2

My default assumption was that the chunk_size parameter would set a ceiling on the size of the chunks/splits that come out of the split_text method, but that's clearly not right:

from langchain.text_splitter import RecursiveCharacterTextSplitter, CharacterTextSplitter

chunk_size = 6
chunk_overlap = 2

c_splitter = CharacterTextSplitter(chunk_size=chunk_size, chunk_overlap=chunk_overlap)
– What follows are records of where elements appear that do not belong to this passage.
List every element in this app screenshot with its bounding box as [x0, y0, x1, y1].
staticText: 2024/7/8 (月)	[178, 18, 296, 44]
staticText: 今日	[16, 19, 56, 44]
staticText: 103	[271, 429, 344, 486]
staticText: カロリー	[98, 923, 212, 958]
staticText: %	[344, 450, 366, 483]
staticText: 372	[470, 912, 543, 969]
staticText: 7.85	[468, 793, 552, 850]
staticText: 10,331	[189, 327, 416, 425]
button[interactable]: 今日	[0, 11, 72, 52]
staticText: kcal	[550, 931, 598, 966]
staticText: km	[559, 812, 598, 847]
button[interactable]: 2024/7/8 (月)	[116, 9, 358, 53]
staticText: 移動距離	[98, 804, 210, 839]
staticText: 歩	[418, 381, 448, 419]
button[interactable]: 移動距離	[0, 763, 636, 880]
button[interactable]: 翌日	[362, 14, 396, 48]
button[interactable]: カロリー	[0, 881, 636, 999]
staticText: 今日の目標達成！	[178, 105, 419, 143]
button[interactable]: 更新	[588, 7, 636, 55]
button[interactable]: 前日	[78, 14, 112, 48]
text = 'abcdefghijklmnopqrstuvwxyz'

c_splitter.split_text(text)

prints: ['abcdefghijklmnopqrstuvwxyz'], i.e. one single chunk that is much larger than chunk_size=6.
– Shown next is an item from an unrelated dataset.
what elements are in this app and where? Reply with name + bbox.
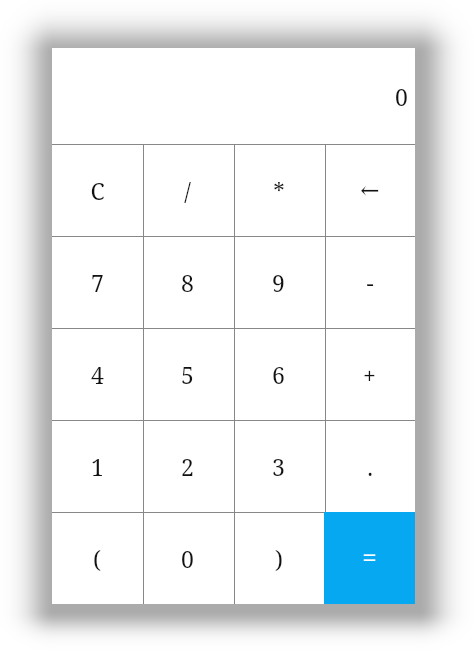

So I understand that it didn't split the text into chunks because it never encountered the separator. But so then the question is what is the chunk_size even doing?

I checked the documentation page for langchain.text_splitter.CharacterTextSplitter here but did not see an answer to this question. And I asked the "mendable" chat-with-langchain-docs search functionality, but got the answer "The chunk_size parameter of the CharacterTextSplitter determines the maximum number of characters in each chunk of text."...which is not true, as the code sample above shows.

desertnaut
  • 57,590
  • 26
  • 140
  • 166
Max Power
  • 8,265
  • 13
  • 50
  • 91

2 Answers2

5

CharacterTextSplitter will only split on separator (which is '\n\n' by default). chunk_size is the maximum chunk size that will be split if splitting is possible. If a string starts with n characters, has a separator, and has m more characters before the next separator then the first chunk size will be n if chunk_size < n + m + len(separator).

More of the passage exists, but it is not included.